The Indian government under Narendra Modi has been placed under corporate tax scrutiny again after another dispute with a mobile phone company; this time with Finnish multinational Nokia.
The news came forging into the headlines just as Vodafone won its seven-year long conflict with the New Delhi government. “It's a big deal because any company in any industry which is investing in shares of an Indian company, it impacts all of them,” confided Vijay Iyer, a tax expert at Ernst and Young in India, in a statement. “It was kind of a barrier for investment.”
Now the closing down and stagnation of Nokia's mobile handset factory in Chennai - the company has been prevented from transferring assets in India to Microsoft and mothballing of the building will lose more than 6,000 people their jobs - will fuel the ongoing question about the Indian government's multinational taxing policies. Although India is not alone in its frustration with large US companies exploiting the structure of developing market economies, 'The Financial Times' comments that Prime Minister Modi 'has set about the problem in the wrong way. A particular bugbear has been unpredictability.' This includes apparently picking and choosing when to file a suit depending on respective revenue targets rather than a blanket implementation of a financial regime, and opening cases retrospectively.

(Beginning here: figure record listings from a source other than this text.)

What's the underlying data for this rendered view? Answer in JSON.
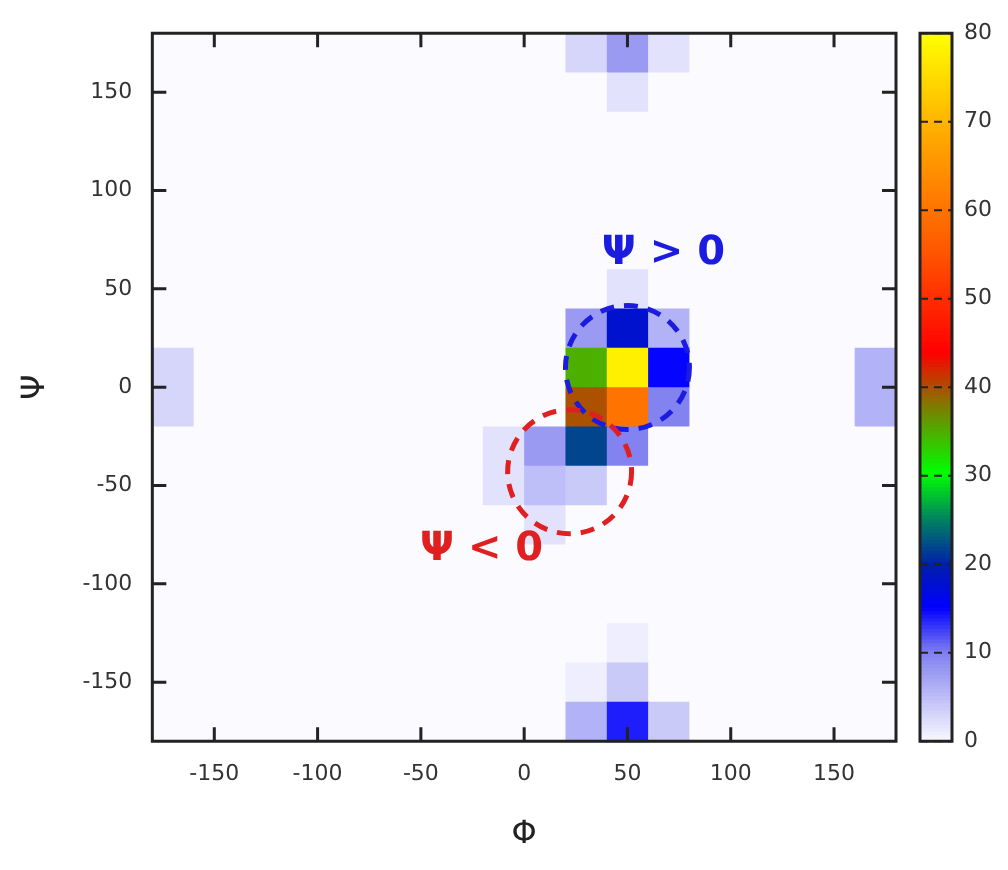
{
  "chart_data": {
    "type": "heatmap",
    "xlabel": "Φ",
    "ylabel": "Ψ",
    "x": [
      -170,
      -150,
      -130,
      -110,
      -90,
      -70,
      -50,
      -30,
      -10,
      10,
      30,
      50,
      70,
      90,
      110,
      130,
      150,
      170
    ],
    "xlim": [
      -180,
      180
    ],
    "xticks": [
      -150,
      -100,
      -50,
      0,
      50,
      100,
      150
    ],
    "ylim": [
      -180,
      180
    ],
    "yticks": [
      -150,
      -100,
      -50,
      0,
      50,
      100,
      150
    ],
    "clim": [
      0,
      80
    ],
    "cticks": [
      0,
      10,
      20,
      30,
      40,
      50,
      60,
      70,
      80
    ],
    "cells": [
      [
        0,
        0,
        0,
        0,
        0,
        0,
        0,
        0,
        0,
        0,
        3,
        8,
        2,
        0,
        0,
        0,
        0,
        0
      ],
      [
        0,
        0,
        0,
        0,
        0,
        0,
        0,
        0,
        0,
        0,
        0,
        2,
        0,
        0,
        0,
        0,
        0,
        0
      ],
      [
        0,
        0,
        0,
        0,
        0,
        0,
        0,
        0,
        0,
        0,
        0,
        0,
        0,
        0,
        0,
        0,
        0,
        0
      ],
      [
        0,
        0,
        0,
        0,
        0,
        0,
        0,
        0,
        0,
        0,
        0,
        0,
        0,
        0,
        0,
        0,
        0,
        0
      ],
      [
        0,
        0,
        0,
        0,
        0,
        0,
        0,
        0,
        0,
        0,
        0,
        0,
        0,
        0,
        0,
        0,
        0,
        0
      ],
      [
        0,
        0,
        0,
        0,
        0,
        0,
        0,
        0,
        0,
        0,
        0,
        0,
        0,
        0,
        0,
        0,
        0,
        0
      ],
      [
        0,
        0,
        0,
        0,
        0,
        0,
        0,
        0,
        0,
        0,
        0,
        2,
        0,
        0,
        0,
        0,
        0,
        0
      ],
      [
        0,
        0,
        0,
        0,
        0,
        0,
        0,
        0,
        0,
        0,
        8,
        18,
        6,
        0,
        0,
        0,
        0,
        0
      ],
      [
        3,
        0,
        0,
        0,
        0,
        0,
        0,
        0,
        0,
        0,
        35,
        78,
        15,
        0,
        0,
        0,
        0,
        6
      ],
      [
        3,
        0,
        0,
        0,
        0,
        0,
        0,
        0,
        0,
        0,
        40,
        60,
        10,
        0,
        0,
        0,
        0,
        6
      ],
      [
        0,
        0,
        0,
        0,
        0,
        0,
        0,
        0,
        2,
        8,
        22,
        10,
        0,
        0,
        0,
        0,
        0,
        0
      ],
      [
        0,
        0,
        0,
        0,
        0,
        0,
        0,
        0,
        2,
        5,
        4,
        0,
        0,
        0,
        0,
        0,
        0,
        0
      ],
      [
        0,
        0,
        0,
        0,
        0,
        0,
        0,
        0,
        0,
        2,
        0,
        0,
        0,
        0,
        0,
        0,
        0,
        0
      ],
      [
        0,
        0,
        0,
        0,
        0,
        0,
        0,
        0,
        0,
        0,
        0,
        0,
        0,
        0,
        0,
        0,
        0,
        0
      ],
      [
        0,
        0,
        0,
        0,
        0,
        0,
        0,
        0,
        0,
        0,
        0,
        0,
        0,
        0,
        0,
        0,
        0,
        0
      ],
      [
        0,
        0,
        0,
        0,
        0,
        0,
        0,
        0,
        0,
        0,
        0,
        1,
        0,
        0,
        0,
        0,
        0,
        0
      ],
      [
        0,
        0,
        0,
        0,
        0,
        0,
        0,
        0,
        0,
        0,
        1,
        4,
        0,
        0,
        0,
        0,
        0,
        0
      ],
      [
        0,
        0,
        0,
        0,
        0,
        0,
        0,
        0,
        0,
        0,
        6,
        14,
        4,
        0,
        0,
        0,
        0,
        0
      ]
    ],
    "annotations": [
      "Ψ > 0",
      "Ψ < 0"
    ]
  }
}
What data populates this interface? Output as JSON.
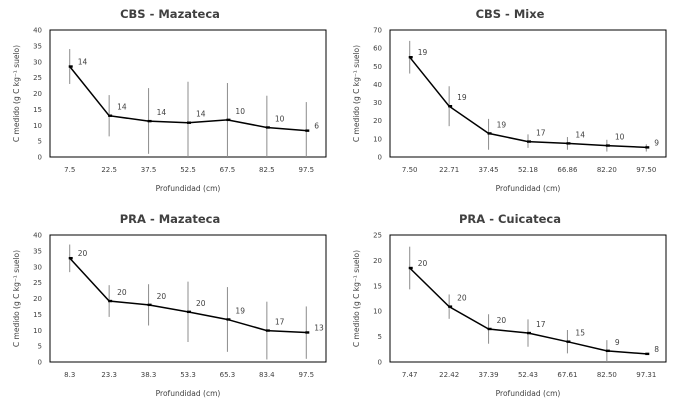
{
  "chart_data": [
    {
      "type": "line",
      "title": "CBS - Mazateca",
      "xlabel": "Profundidad (cm)",
      "ylabel": "C medido (g C kg⁻¹ suelo)",
      "categories": [
        "7.5",
        "22.5",
        "37.5",
        "52.5",
        "67.5",
        "82.5",
        "97.5"
      ],
      "values": [
        28.5,
        13,
        11.3,
        10.8,
        11.7,
        9.3,
        8.3
      ],
      "error_low": [
        23,
        6.5,
        1,
        0,
        0,
        0,
        0
      ],
      "error_high": [
        34,
        19.5,
        21.7,
        23.7,
        23.3,
        19.3,
        17.3
      ],
      "data_labels": [
        "14",
        "14",
        "14",
        "14",
        "10",
        "10",
        "6"
      ],
      "ylim": [
        0,
        40
      ],
      "yticks": [
        0,
        5,
        10,
        15,
        20,
        25,
        30,
        35,
        40
      ],
      "grid": false,
      "legend": "none"
    },
    {
      "type": "line",
      "title": "CBS - Mixe",
      "xlabel": "Profundidad (cm)",
      "ylabel": "C medido (g C kg⁻¹ suelo)",
      "categories": [
        "7.50",
        "22.71",
        "37.45",
        "52.18",
        "66.86",
        "82.20",
        "97.50"
      ],
      "values": [
        55,
        28,
        13,
        8.5,
        7.5,
        6.3,
        5.3
      ],
      "error_low": [
        46,
        17,
        4,
        5,
        4,
        3,
        3
      ],
      "error_high": [
        64,
        39,
        21,
        12.5,
        11,
        9.5,
        7
      ],
      "data_labels": [
        "19",
        "19",
        "19",
        "17",
        "14",
        "10",
        "9"
      ],
      "ylim": [
        0,
        70
      ],
      "yticks": [
        0,
        10,
        20,
        30,
        40,
        50,
        60,
        70
      ],
      "grid": false,
      "legend": "none"
    },
    {
      "type": "line",
      "title": "PRA - Mazateca",
      "xlabel": "Profundidad (cm)",
      "ylabel": "C medido (g C kg⁻¹ suelo)",
      "categories": [
        "8.3",
        "23.3",
        "38.3",
        "53.3",
        "65.3",
        "83.4",
        "97.5"
      ],
      "values": [
        32.7,
        19.2,
        18,
        15.8,
        13.4,
        9.9,
        9.3
      ],
      "error_low": [
        28.3,
        14.2,
        11.5,
        6.3,
        3.2,
        0.8,
        1
      ],
      "error_high": [
        37,
        24.2,
        24.5,
        25.3,
        23.6,
        19,
        17.5
      ],
      "data_labels": [
        "20",
        "20",
        "20",
        "20",
        "19",
        "17",
        "13"
      ],
      "ylim": [
        0,
        40
      ],
      "yticks": [
        0,
        5,
        10,
        15,
        20,
        25,
        30,
        35,
        40
      ],
      "grid": false,
      "legend": "none"
    },
    {
      "type": "line",
      "title": "PRA - Cuicateca",
      "xlabel": "Profundidad (cm)",
      "ylabel": "C medido (g C kg⁻¹ suelo)",
      "categories": [
        "7.47",
        "22.42",
        "37.39",
        "52.43",
        "67.61",
        "82.50",
        "97.31"
      ],
      "values": [
        18.5,
        10.9,
        6.5,
        5.7,
        4,
        2.2,
        1.6
      ],
      "error_low": [
        14.3,
        8.5,
        3.6,
        3,
        1.7,
        0,
        1.6
      ],
      "error_high": [
        22.7,
        13.3,
        9.4,
        8.4,
        6.3,
        4.3,
        1.6
      ],
      "data_labels": [
        "20",
        "20",
        "20",
        "17",
        "15",
        "9",
        "8"
      ],
      "ylim": [
        0,
        25
      ],
      "yticks": [
        0,
        5,
        10,
        15,
        20,
        25
      ],
      "grid": false,
      "legend": "none"
    }
  ],
  "colors": {
    "line": "#000000",
    "error_bar": "#8c8c8c",
    "axis": "#000000",
    "text": "#404040"
  }
}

Acting on such advice is of course easier said than done, especially because of combating the re-routing of foreign and domestic investments through tax havens such as Mauritius or Monaco and the fact that ascertaining regional rights with transfer pricing is a nebulous area. However, as deputy chief executive of KPMG in India stated concessions such as the ruling with Vodafone is “quite a momentous judgement” for keeping international investors interested. An ever respectable authority on the matter, 'The Financial Times' implored Modi to address “capricious tax demands” first and foremost in the next budget plans.
In the wake of the “make in India” campaign that drives for manufacturers to set up in Asia's third-largest economy where Modi plans to increase the manufacturing sector's share of gross domestic product from 15 to 25 per cent, it is important that there is no enforcement dispute when there is tax-dispute.